In the last few days we had (again) three occurrences of a rather obscure problem, where the management of ITF_LOCK by ITF_CONDITIONS (Autorelock & Autoscience node) conflicts with some leftover request from the last management from CALI, in these cases the last requested state during Monday's calibration shift, LOCKED_PRWI.
These requests happen after an unlock, as then is when we request again something to the node, and they are not the cause of the unlock, as stated.

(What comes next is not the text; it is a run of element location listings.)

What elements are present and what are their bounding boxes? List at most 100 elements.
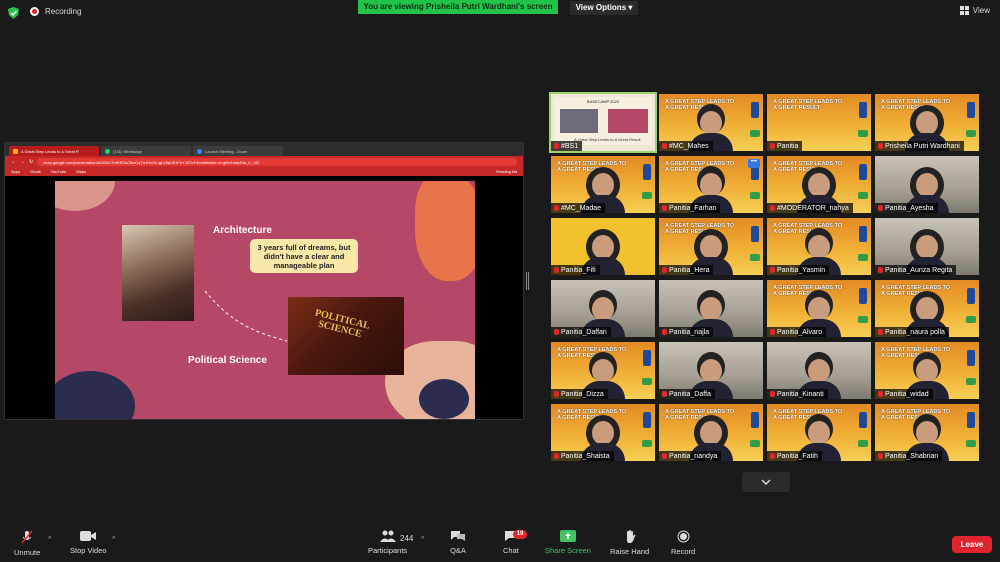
participant-head: [592, 421, 614, 445]
raise-hand-icon: [626, 530, 636, 543]
recording-indicator[interactable]: Recording: [30, 7, 81, 16]
participant-name: Panitia_Daffan: [561, 328, 607, 336]
participant-video-tile[interactable]: A GREAT STEP LEADS TO A GREAT RESULT ••• P…: [659, 156, 763, 213]
participant-video-tile[interactable]: Panitia_Daffa: [659, 342, 763, 399]
participant-video-tile[interactable]: A GREAT STEP LEADS TO A GREAT RESULT Pani…: [551, 342, 655, 399]
bookmark-maps[interactable]: Maps: [76, 169, 86, 174]
reload-icon[interactable]: ↻: [29, 159, 33, 165]
participant-name: Prisheila Putri Wardhani: [885, 142, 960, 150]
raise-hand-button[interactable]: Raise Hand: [610, 530, 649, 556]
participant-head: [808, 421, 830, 445]
participant-video-tile[interactable]: A GREAT STEP LEADS TO A GREAT RESULT #MOD…: [767, 156, 871, 213]
participant-video-tile[interactable]: A GREAT STEP LEADS TO A GREAT RESULT Pani…: [767, 280, 871, 337]
participant-video-tile[interactable]: A GREAT STEP LEADS TO A GREAT RESULT #MC_…: [551, 156, 655, 213]
chevron-down-icon: [761, 479, 771, 485]
meeting-toolbar: Unmute ^ Stop Video ^ Participants 244 ^…: [0, 526, 1000, 562]
participant-nameplate: Panitia_najla: [659, 327, 714, 337]
view-options-button[interactable]: View Options ▾: [570, 1, 638, 15]
microphone-muted-icon: [878, 453, 883, 459]
participants-options-caret[interactable]: ^: [421, 536, 424, 543]
participant-video-tile[interactable]: A GREAT STEP LEADS TO A GREAT RESULT Pani…: [875, 342, 979, 399]
participant-video-tile[interactable]: A GREAT STEP LEADS TO A GREAT RESULT Pani…: [767, 218, 871, 275]
event-banner-text: A GREAT STEP LEADS TO A GREAT RESULT: [773, 223, 843, 235]
sponsor-logo: [966, 378, 976, 385]
participant-nameplate: Panitia_Farhan: [659, 203, 721, 213]
microphone-muted-icon: [770, 205, 775, 211]
audio-options-caret[interactable]: ^: [48, 536, 51, 543]
viewing-banner: You are viewing Prisheila Putri Wardhani…: [358, 0, 558, 14]
leave-button[interactable]: Leave: [952, 536, 992, 553]
participant-video-tile[interactable]: A GREAT STEP LEADS TO A GREAT RESULT Pani…: [767, 94, 871, 151]
record-button[interactable]: Record: [671, 530, 695, 556]
back-icon[interactable]: ←: [11, 159, 16, 165]
participant-video-tile[interactable]: Panitia_Kinanti: [767, 342, 871, 399]
sponsor-logo: [858, 440, 868, 447]
participant-video-tile[interactable]: Panitia_Fifi: [551, 218, 655, 275]
participant-video-tile[interactable]: BASECAMP 2022 A Great Step Leads to A Gre…: [549, 92, 657, 153]
microphone-muted-icon: [662, 391, 667, 397]
participant-video-tile[interactable]: A GREAT STEP LEADS TO A GREAT RESULT Pani…: [767, 404, 871, 461]
microphone-muted-icon: [662, 329, 667, 335]
microphone-muted-icon: [554, 329, 559, 335]
participant-video-tile[interactable]: A GREAT STEP LEADS TO A GREAT RESULT #MC_…: [659, 94, 763, 151]
shared-screen[interactable]: A Great Step Leads to A Great R (131) Wh…: [4, 142, 524, 420]
participant-name: Panitia: [777, 142, 799, 150]
tab-label: A Great Step Leads to A Great R: [21, 149, 79, 154]
participant-video-tile[interactable]: Panitia_Ayesha: [875, 156, 979, 213]
participant-video-tile[interactable]: A GREAT STEP LEADS TO A GREAT RESULT Pani…: [875, 404, 979, 461]
view-button[interactable]: View: [959, 6, 990, 15]
participant-video-tile[interactable]: A GREAT STEP LEADS TO A GREAT RESULT Pani…: [551, 404, 655, 461]
participant-nameplate: Panitia_Daffa: [659, 389, 715, 399]
microphone-muted-icon: [878, 391, 883, 397]
shield-icon[interactable]: [8, 7, 19, 19]
event-logo: [967, 350, 975, 366]
bookmark-youtube[interactable]: YouTube: [51, 169, 67, 174]
browser-tab-slides[interactable]: A Great Step Leads to A Great R: [9, 146, 99, 156]
participant-name: Panitia_Hera: [669, 266, 710, 274]
participant-video-tile[interactable]: A GREAT STEP LEADS TO A GREAT RESULT Pris…: [875, 94, 979, 151]
event-logo: [643, 350, 651, 366]
event-logo: [751, 102, 759, 118]
unmute-label: Unmute: [14, 548, 41, 557]
participant-head: [916, 297, 938, 321]
browser-tab-strip: A Great Step Leads to A Great R (131) Wh…: [5, 143, 523, 156]
participant-video-tile[interactable]: Panitia_najla: [659, 280, 763, 337]
chat-label: Chat: [503, 546, 519, 555]
qa-button[interactable]: Q&A: [450, 530, 466, 555]
participant-nameplate: Panitia_naura polla: [875, 327, 949, 337]
video-options-caret[interactable]: ^: [112, 536, 115, 543]
view-label: View: [972, 6, 990, 15]
browser-tab-zoom[interactable]: Launch Meeting - Zoom: [193, 146, 283, 156]
participant-name: Panitia_widad: [885, 390, 929, 398]
participant-head: [592, 235, 614, 259]
participant-nameplate: Panitia_widad: [875, 389, 933, 399]
event-banner-text: A GREAT STEP LEADS TO A GREAT RESULT: [881, 285, 951, 297]
political-science-photo: POLITICAL SCIENCE: [288, 297, 404, 375]
reading-list[interactable]: Reading list: [496, 169, 517, 174]
screen-share-thumbnail: BASECAMP 2022 A Great Step Leads to A Gre…: [554, 97, 652, 145]
tile-more-options-button[interactable]: •••: [748, 159, 760, 168]
bookmark-gmail[interactable]: Gmail: [30, 169, 40, 174]
unmute-button[interactable]: Unmute: [14, 530, 40, 557]
participant-head: [916, 173, 938, 197]
event-logo: [643, 164, 651, 180]
browser-tab-whatsapp[interactable]: (131) WhatsApp: [101, 146, 191, 156]
stop-video-button[interactable]: Stop Video: [70, 530, 107, 555]
event-banner-text: A GREAT STEP LEADS TO A GREAT RESULT: [665, 99, 735, 111]
participant-video-tile[interactable]: A GREAT STEP LEADS TO A GREAT RESULT Pani…: [659, 404, 763, 461]
bookmark-apps[interactable]: Apps: [11, 169, 20, 174]
microphone-muted-icon: [878, 143, 883, 149]
splitter-handle[interactable]: [526, 272, 529, 290]
event-banner-text: A GREAT STEP LEADS TO A GREAT RESULT: [557, 409, 627, 421]
thumbnail-presenter: [560, 109, 598, 133]
forward-icon[interactable]: →: [20, 159, 25, 165]
participant-video-tile[interactable]: A GREAT STEP LEADS TO A GREAT RESULT Pani…: [875, 280, 979, 337]
gallery-next-page-button[interactable]: [742, 472, 790, 492]
sponsor-logo: [966, 130, 976, 137]
url-field[interactable]: docs.google.com/presentation/d/10KUTmRED…: [37, 157, 517, 166]
participant-video-tile[interactable]: Panitia_Auriza Regita: [875, 218, 979, 275]
participant-video-tile[interactable]: Panitia_Daffan: [551, 280, 655, 337]
share-screen-button[interactable]: Share Screen: [545, 530, 591, 555]
event-logo: [751, 412, 759, 428]
participant-video-tile[interactable]: A GREAT STEP LEADS TO A GREAT RESULT Pani…: [659, 218, 763, 275]
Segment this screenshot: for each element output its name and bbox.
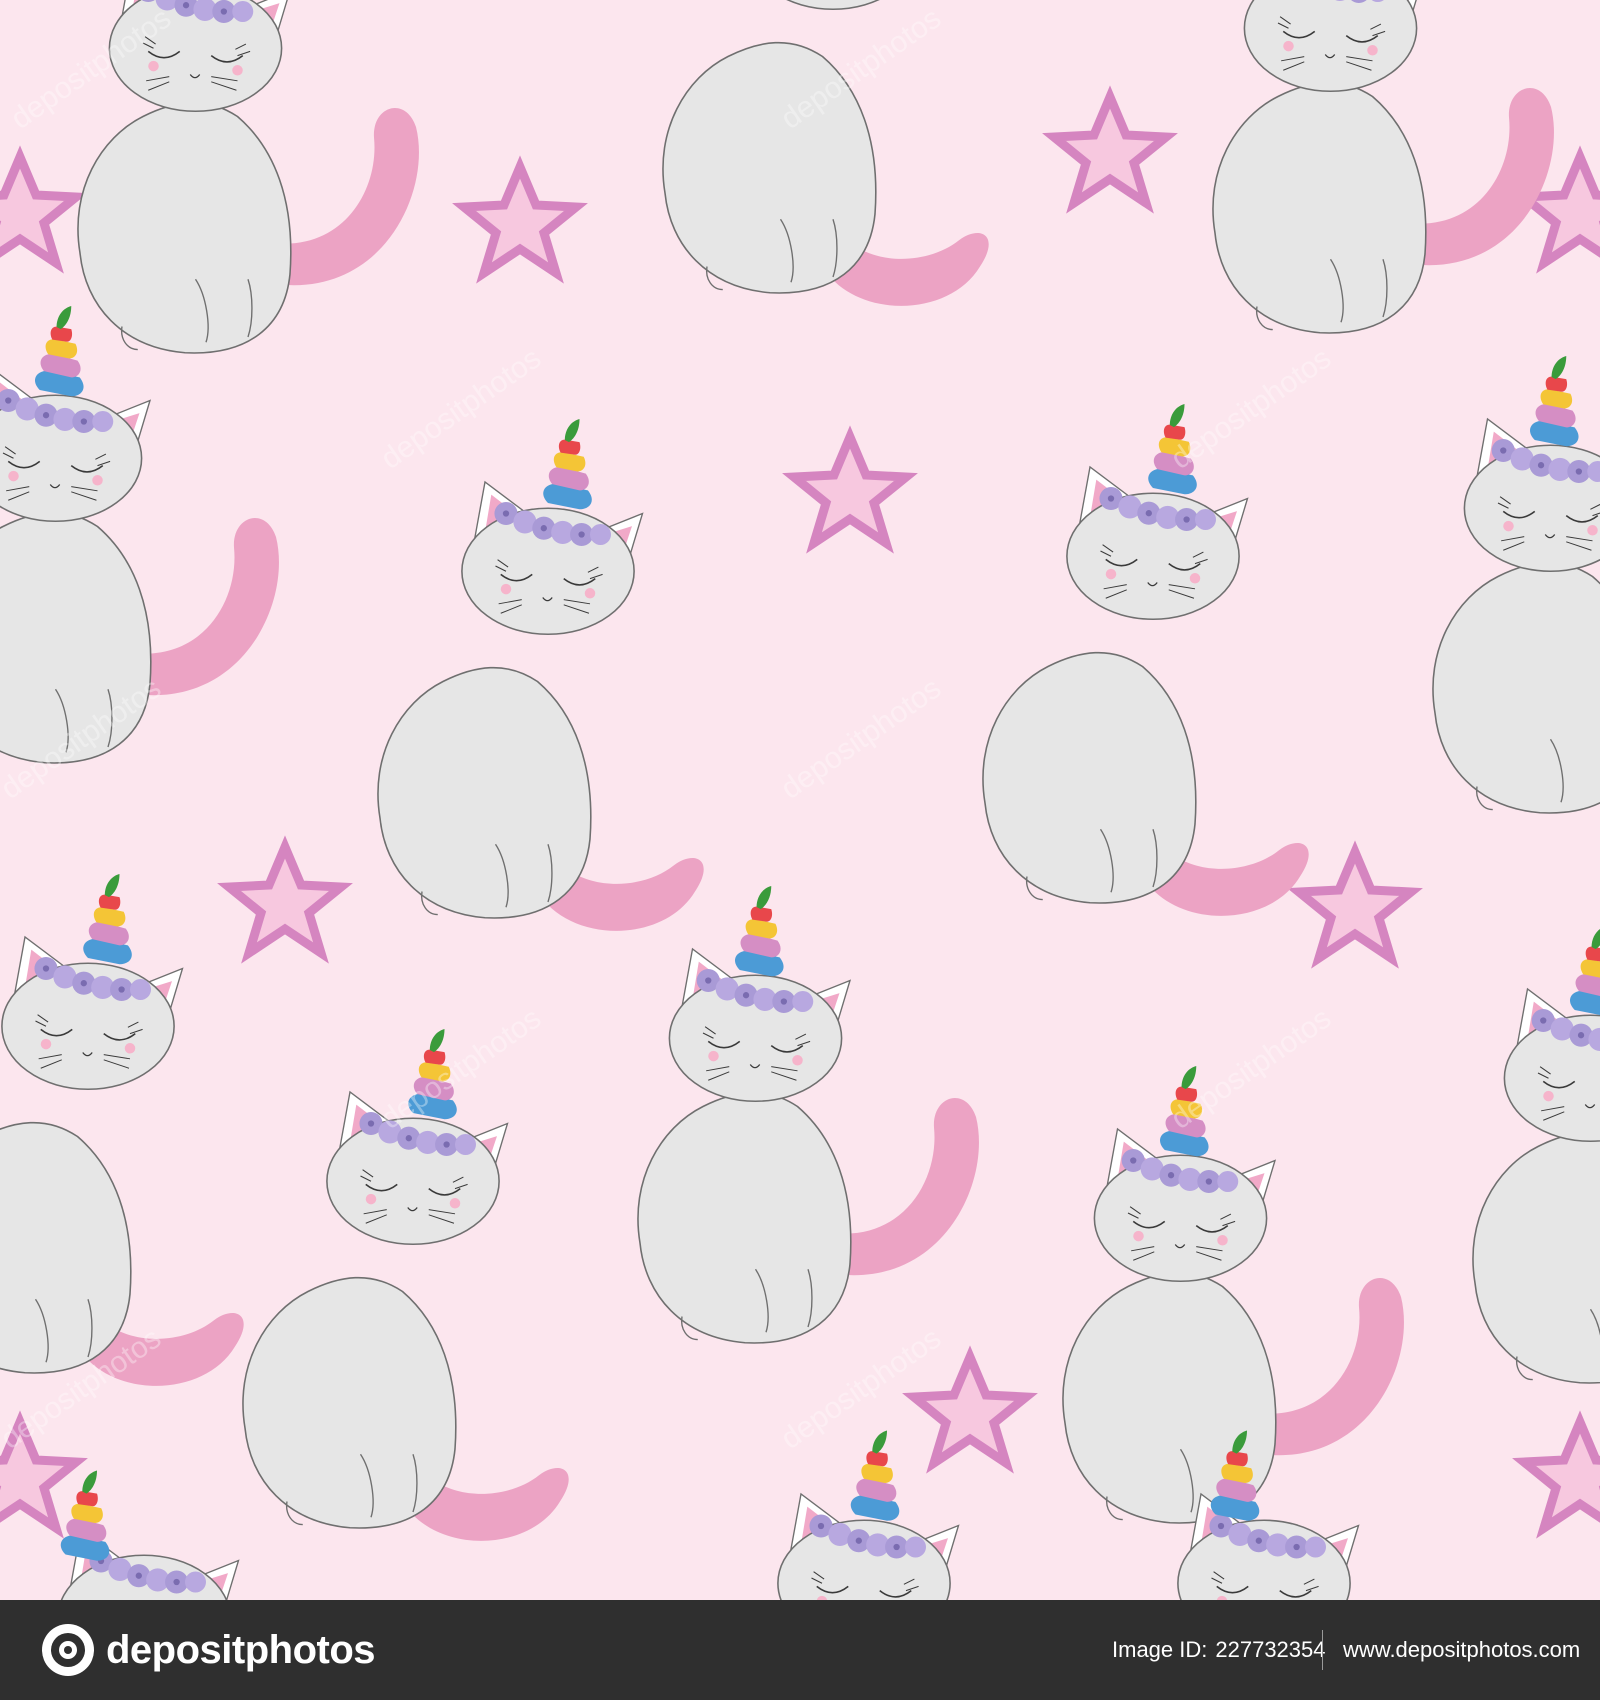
unicorn-cat-pattern: depositphotos depositphotos depositphoto…	[0, 0, 1600, 1600]
camera-shutter-icon	[42, 1624, 94, 1676]
depositphotos-logo[interactable]: depositphotos	[40, 1622, 376, 1678]
footer-divider	[1322, 1630, 1323, 1670]
logo-text: depositphotos	[106, 1627, 376, 1672]
site-url-link[interactable]: www.depositphotos.com	[1343, 1637, 1580, 1663]
image-id-value: 227732354	[1215, 1637, 1326, 1662]
stock-footer-bar: depositphotos Image ID: 227732354 www.dep…	[0, 1600, 1600, 1700]
image-id: Image ID: 227732354	[1112, 1637, 1326, 1663]
image-id-label: Image ID:	[1112, 1637, 1208, 1662]
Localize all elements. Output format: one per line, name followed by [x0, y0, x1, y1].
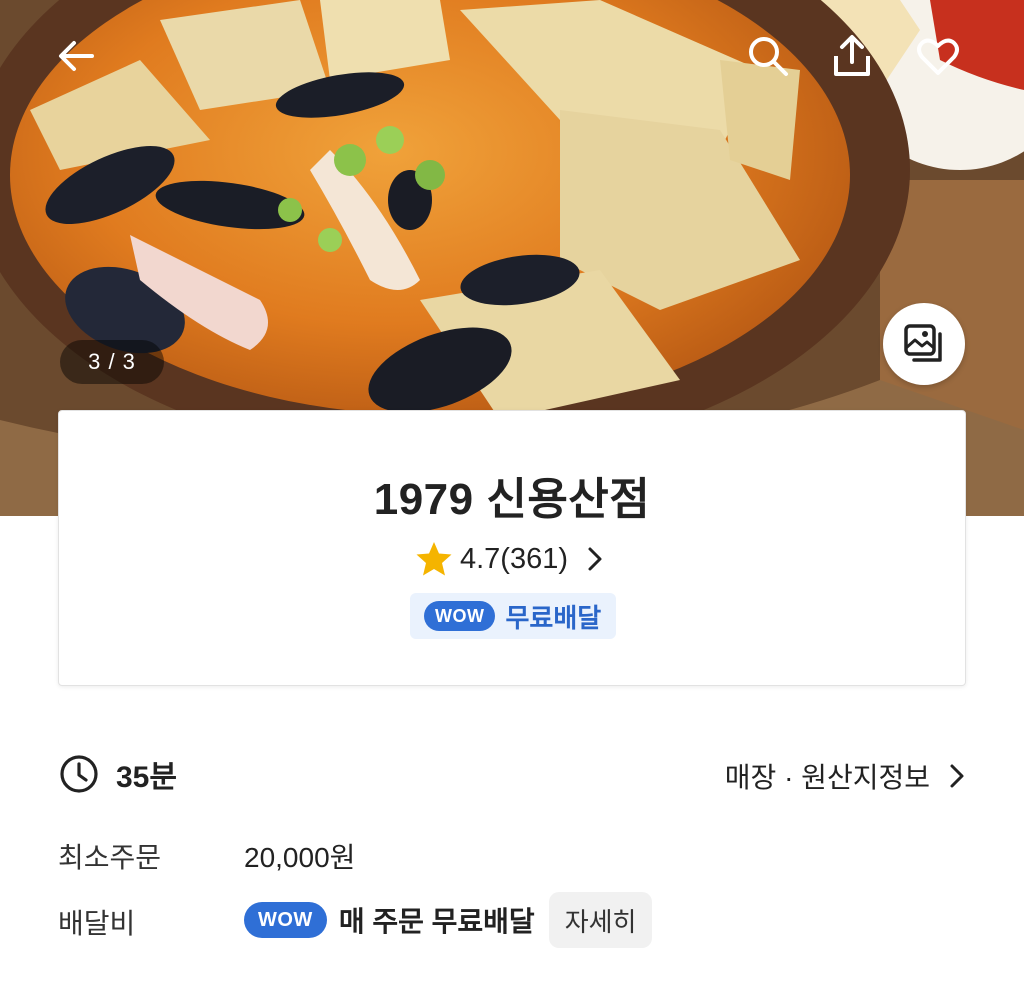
wow-label: WOW — [244, 902, 327, 938]
share-icon — [834, 35, 870, 76]
chevron-right-icon — [950, 764, 964, 788]
clock-icon — [60, 755, 98, 793]
delivery-fee-label: 배달비 — [58, 908, 136, 939]
photo-gallery-icon — [904, 324, 942, 362]
rating-text: 4.7(361) — [459, 542, 568, 575]
arrow-left-icon — [59, 41, 94, 71]
rating-link[interactable]: 4.7(361) — [59, 539, 965, 579]
store-origin-info-label: 매장 · 원산지정보 — [724, 762, 930, 793]
share-button[interactable] — [824, 28, 880, 84]
chevron-right-icon — [588, 547, 602, 571]
wow-free-delivery-badge[interactable]: WOW 무료배달 — [410, 593, 616, 639]
heart-icon — [917, 38, 959, 75]
search-icon — [749, 37, 788, 76]
star-icon — [416, 542, 452, 576]
image-counter: 3 / 3 — [60, 340, 164, 384]
min-order-value: 20,000원 — [244, 842, 356, 873]
gallery-button[interactable] — [883, 303, 965, 385]
delivery-time-text: 35분 — [116, 761, 177, 794]
delivery-fee-text: 매 주문 무료배달 — [338, 906, 535, 937]
store-origin-info-link[interactable]: 매장 · 원산지정보 — [725, 756, 972, 796]
favorite-button[interactable] — [910, 28, 966, 84]
min-order-label: 최소주문 — [58, 842, 162, 873]
store-name: 1979 신용산점 — [373, 475, 651, 524]
wow-label: WOW — [424, 601, 496, 631]
back-button[interactable] — [48, 28, 104, 84]
detail-button[interactable]: 자세히 — [548, 892, 653, 948]
search-button[interactable] — [740, 28, 796, 84]
delivery-time: 35분 — [58, 752, 177, 796]
free-delivery-label: 무료배달 — [505, 602, 602, 633]
store-card: 1979 신용산점 4.7(361) WOW 무료배달 — [58, 410, 966, 686]
delivery-fee-row: WOW 매 주문 무료배달 자세히 — [244, 892, 653, 948]
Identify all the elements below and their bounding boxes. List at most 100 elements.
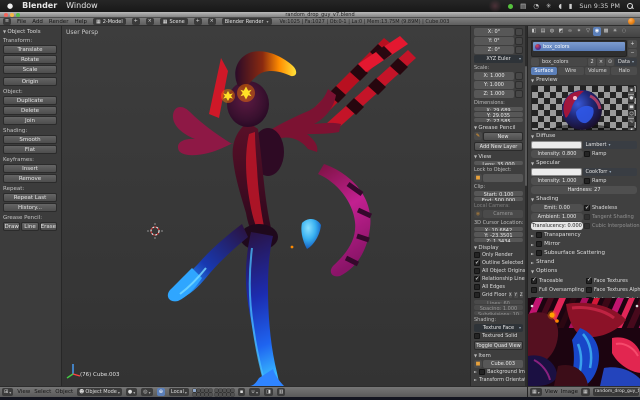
tab-texture[interactable]: ▩ <box>602 27 610 36</box>
cursor-x-field[interactable]: X: 10.6842 <box>474 227 523 231</box>
menu-help[interactable]: Help <box>74 18 87 26</box>
outline-selected-checkbox[interactable] <box>474 260 480 266</box>
grease-pencil-panel-header[interactable]: Grease Pencil <box>474 125 523 131</box>
options-panel-header[interactable]: Options <box>531 267 637 275</box>
layer-toggle[interactable] <box>223 389 226 392</box>
layer-toggle[interactable] <box>209 393 212 396</box>
screen-layout-selector[interactable]: ▦ 2-Model <box>93 18 126 25</box>
preview-hair-button[interactable]: ∿ <box>628 119 635 126</box>
viewport-3d[interactable]: User Persp (76) Cube.003 <box>62 26 470 386</box>
layer-toggle[interactable] <box>219 393 222 396</box>
scale-z-field[interactable]: Z: 1.000 <box>474 90 514 98</box>
layer-toggle[interactable] <box>223 393 226 396</box>
hardness-slider[interactable]: Hardness: 27 <box>531 186 637 194</box>
ambient-slider[interactable]: Ambient: 1.000 <box>531 213 583 221</box>
menu-file[interactable]: File <box>17 18 26 26</box>
specular-ramp-checkbox[interactable] <box>584 178 590 184</box>
material-users-button[interactable]: 2 <box>588 58 596 66</box>
layer-toggle[interactable] <box>231 389 234 392</box>
editor-type-3d-icon[interactable]: ⊞ <box>2 388 13 396</box>
tab-modifiers[interactable]: ✶ <box>575 27 583 36</box>
rotation-x-field[interactable]: X: 0° <box>474 28 514 36</box>
preview-sky-button[interactable]: ◖ <box>628 127 635 131</box>
dimension-x-field[interactable]: X: 29.689 <box>474 107 523 111</box>
tab-object[interactable]: ◩ <box>557 27 565 36</box>
layer-toggle[interactable] <box>209 389 212 392</box>
toggle-quad-view-button[interactable]: Toggle Quad View <box>474 341 523 350</box>
layer-toggle[interactable] <box>227 393 230 396</box>
texture-image-view[interactable] <box>528 298 640 386</box>
status-icon-5[interactable]: ▮ <box>569 0 573 12</box>
rotation-z-field[interactable]: Z: 0° <box>474 46 514 54</box>
item-name-field[interactable]: Cube.003 <box>483 360 523 368</box>
background-images-checkbox[interactable] <box>479 369 485 375</box>
preview-monkey-button[interactable]: ☺ <box>628 111 635 118</box>
material-link-dropdown[interactable]: Data <box>615 58 637 66</box>
render-opengl-anim-button[interactable]: ▥ <box>277 388 286 396</box>
slot-remove-button[interactable]: − <box>628 49 637 57</box>
tool-shelf-title[interactable]: Object Tools <box>3 29 57 35</box>
layer-toggle[interactable] <box>197 393 200 396</box>
minimize-window-button[interactable] <box>10 13 14 17</box>
rotation-mode-dropdown[interactable]: XYZ Euler <box>474 55 523 63</box>
grease-line-button[interactable]: Line <box>21 222 38 231</box>
sss-checkbox[interactable] <box>536 250 542 256</box>
material-unlink-button[interactable]: × <box>597 58 605 66</box>
rotate-button[interactable]: Rotate <box>3 55 57 64</box>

Looking at the unlock from this morning, the SDB1 fast shutter closes for some reason at 06:10:09.93 UTC; the signals based on SDB* are immediately cut off, while the other ones are alive for a bit more time. Everything is supposedly locked, and both the automation and the fast global control are up at the time. The fast LSC_ENABLE flag goes down at 06:10:10.03 UTC, so apparently not as a consequence of a cm command. ITF_LOCK enters the DOWN state at 06:10:11 UTC sharp from the DAQ/SMS point of view, but actually at 06:10:13.00 UTC according to the logs.
Looking at the zoomed plots of the event, we can see that the fast shutter behaviour was triggered by some glitch in either DARM or DARM/end mirrors correction signals, before the B1 saturation and the shutter closing.
From the automation point of view, the weird request is seen by ITF_LOCK and I suspect it happens more frequently than expected, but we see it if happens as the last one, so the one which sticks, while the first (the good one, in this case) is overwritten:
2025-07-03T06:10:13.008Z ITF_LOCK JUMP target: DOWN
2025-07-03T06:10:13.008Z ITF_LOCK [LOW_NOISE_3.exit]
2025-07-03T06:10:13.008Z ITF_LOCK STALLED
2025-07-03T06:10:13.537Z ITF_LOCK JUMP: LOW_NOISE_3->DOWN
2025-07-03T06:10:13.537Z ITF_LOCK calculating path: DOWN->LOW_NOISE_3
2025-07-03T06:10:13.544Z ITF_LOCK new target: FMODERR_TUNED
2025-07-03T06:10:13.554Z ITF_LOCK executing state: DOWN (1)
2025-07-03T06:10:13.555Z ITF_LOCK [DOWN.enter]
2025-07-03T06:10:13.575Z USERINPUT REQUEST: olserver52.virgo.infn.it virgorun old=LOW_NOISE_3 new=LOW_NOISE_3
2025-07-03T06:10:13.585Z USERINPUT REQUEST: olserver52.virgo.infn.it virgod old=LOW_NOISE_3 new=LOCKED_PRWI
2025-07-03T06:10:13.659Z ITF_LOCK in DOWN main
2025-07-03T06:10:13.674Z ITF_LOCK ['ITF_LOCK', 'DRMI_3F', 'CARM_SET_STEP1', 'CARM_SET_STEP2', 'CARM_SET_STEP3', 'CARM_NULL_3F', 'CARM_NULL_1F', 'DITHERING', 'SHUTTER', 'DC_READOUT', 'LOW_NOISE_1', 'LOW_NOISE_2', 'LOW_NOISE_3']
2025-07-03T06:10:14.008Z ITF_LOCK REQUEST: LOCKED_PRWI
It is also seen by CALI, and this is what should not happen, as in the DOWN state of CALI we clearly state to release ITF_LOCK from management (nodes.release(), and apparently it does, from the GUI point of view):
2025-07-03-06h10m13-UTC>INFO...-Unstalling ITF_LOCK
2025-07-03-06h10m13-UTC>WARNING-[DOWN.run] ezca: V1:GRD-ITF_LOCK_REQUEST => LOCKED_PRWI
In some cases, like yesterday, this happens with CALI complaining about connections errors:
2025-07-02-11h52m19-UTC>INFO...-Memory Used increase, cur. 2411364.00(KB), inc. 8.00(KB)
2025-07-02-12h56m41-UTC>INFO...-Unstalling ITF_LOCK
2025-07-02-12h56m41-UTC>WARNING-[DOWN.run] ezca: V1:GRD-ITF_LOCK_REQUEST => LOCKED_PRWI
2025-07-02-12h56m41-UTC>WARNING-[DOWN.run] USERMSG 0: EZCA CONNECTION ERROR: Any Other Error: Invalid REQUEST: LOCKED_PRWI
2025-07-02-12h59m41-UTC>INFO...-Memory Used increase, cur. 2411368.00(KB), inc. 4.00(KB)
2025-07-02-12h59m43-UTC>INFO...-Memory Used increase, cur. 2411520.00(KB), inc. 152.00(KB)
I will look more at the problem as soon as possible, one possibility is how the "unstalling" of nodes work, as it could be the actor that tries to re-instate a management that doesn't exist anymore, but this is still unclear. Another possibility is that we do the un-management wrong in some way (this is the only place where we un-manage nodes).